The malaise had lifted from their town and in its place was a sense of ill ease and wonder but also the promise of something different. Of a change.
They would recover.
I did not need them any more. It was up to them to find the good and use it wisely.
All that was left for me was to take the one man I was still waiting around for.
The one I could not let go.
DAY SEVEN
Where you will note:
God did not rest
and Detective Sergeant Pace had to make a choice.
ONCE WAS ENOUGH
It seemed like everybody in Hinton Hollow attended the Church of the Good Shepherd that final day in Hinton Hollow. Even Pace was there.
Father Salis stood outside in the rain, greeting everybody that entered.
‘Welcome, Detective. Please, come in. Get out of the rain. Space is limited today but I’m sure you can squeeze on a seat somewhere.’ He smiled.
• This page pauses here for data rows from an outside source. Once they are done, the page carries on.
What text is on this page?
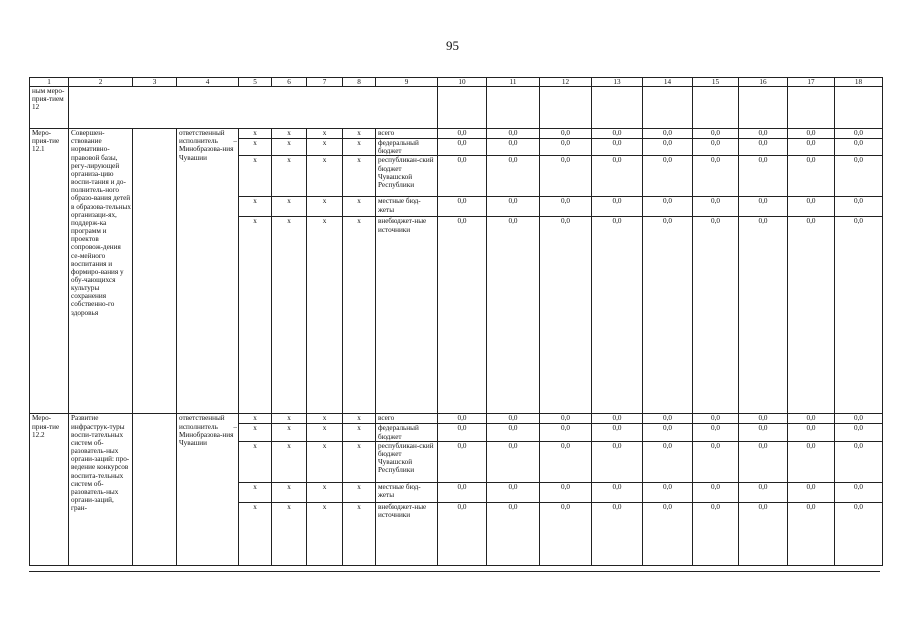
95
1	2	3	4	5	6	7	8	9	10	11	12	13	14	15	16	17	18
ным меро-прия-тием 12																	
Меро-прия-тие 12.1	Совершен-ствование нормативно-правовой базы, регу-лирующей организа-цию воспи-тания и до-полнитель-ного образо-вания детей в образова-тельных организаци-ях, поддерж-ка программ и проектов сопровож-дения се-мейного воспитания и формиро-вания у обу-чающихся культуры сохранения собственно-го здоровья		ответственный исполнитель – Минобразова-ния Чувашии	x	x	x	x	всего	0,0	0,0	0,0	0,0	0,0	0,0	0,0	0,0	0,0
				x	x	x	x	федеральный бюджет	0,0	0,0	0,0	0,0	0,0	0,0	0,0	0,0	0,0
				x	x	x	x	республикан-ский бюджет Чувашской Республики	0,0	0,0	0,0	0,0	0,0	0,0	0,0	0,0	0,0
				x	x	x	x	местные бюд-жеты	0,0	0,0	0,0	0,0	0,0	0,0	0,0	0,0	0,0
				x	x	x	x	внебюджет-ные источники	0,0	0,0	0,0	0,0	0,0	0,0	0,0	0,0	0,0
Меро-прия-тие 12.2	Развитие инфраструк-туры воспи-тательных систем об-разователь-ных органи-заций: про-ведение конкурсов воспита-тельных систем об-разователь-ных органи-заций, гран-		ответственный исполнитель – Минобразова-ния Чувашии	x	x	x	x	всего	0,0	0,0	0,0	0,0	0,0	0,0	0,0	0,0	0,0
				x	x	x	x	федеральный бюджет	0,0	0,0	0,0	0,0	0,0	0,0	0,0	0,0	0,0
				x	x	x	x	республикан-ский бюджет Чувашской Республики	0,0	0,0	0,0	0,0	0,0	0,0	0,0	0,0	0,0
				x	x	x	x	местные бюд-жеты	0,0	0,0	0,0	0,0	0,0	0,0	0,0	0,0	0,0
				x	x	x	x	внебюджет-ные источники	0,0	0,0	0,0	0,0	0,0	0,0	0,0	0,0	0,0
Part salutation, part self-satisfied at his growing flock. ‘I wasn’t aware that I should be expecting you,’ he added, still with a supercilious grin.
‘I’m finding myself open to a lot of new things since returning home.’
Pace entered the old church and was hit by the smell of childhood duty and languor. He did not attempt to force his way onto the end of a pew, instead he slunk to the left and dropped into the shadow of a pillar.